Despite not knowing where his future lies, however, Wilshere has muscled his way back into manager Arsene Wenger's thinking in recent times and, in an interview with the club's in-house TV channel, explained how a slight tweak to his playing position has helped him come in from the cold.


He said: “I can play in the deeper midfield role, which I did against Doncaster, and then I went and played on the left.

“I say on the left, but the boss told me before the game that he wanted me to come inside, get in the pockets [of space]. He didn’t want me to play as a left winger. It’s almost like a No 10 position if you like.

“You can come into that position, and me and Theo were switching in the game. I’m enjoying both roles to be honest and looking forward to getting more minutes in both."

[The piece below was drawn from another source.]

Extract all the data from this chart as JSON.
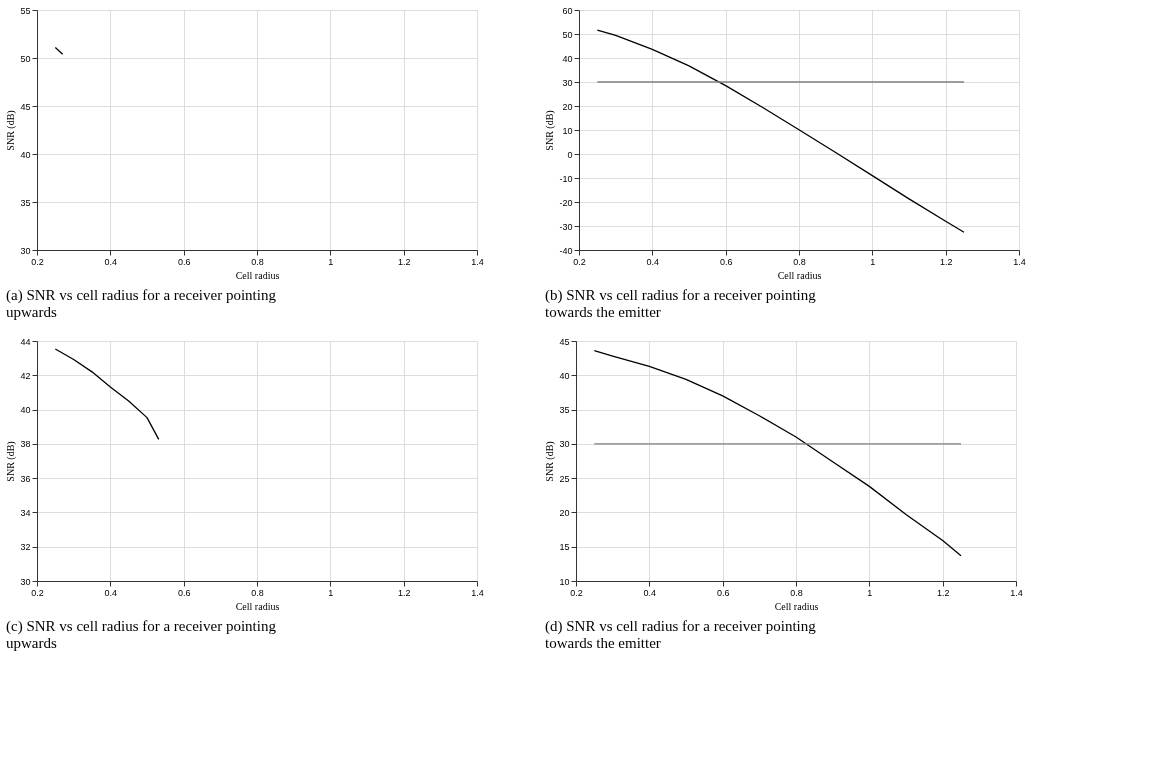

Wilshere suffered a torn calf injury whilst on a season-long loan at Bournemouth last season and, after slowly falling out of favour at the Vitality stadium following a promising start on the south coast, appeared an unwanted man in the UK.

The 25-year-old has since turned his form around, however, and has completed 90 minutes in two of Arsenal's last four matches.

The Gunners are currently in the midst of a seven match unbeaten run since the 4-0 drubbing at Liverpool, and Wilshere stated that a change of formation and tactics by Wenger late last term - the Frenchman adopting a 3-4-3 system - is now paying dividends for the current FA Cup holders.

Dan Mullan/GettyImages

He added: “The boss decided to change the shape last year, it worked well and he’s stuck with it.

“We’ve improved defensively as a team. In that transition when we lose the ball, we want to win it back quickly, like the best Arsenal teams over the years.

“The Invincibles were great at it because they’d lose the ball but then win it higher up and we’d be in a dangerous position. That’s probably the best change [I have seen].”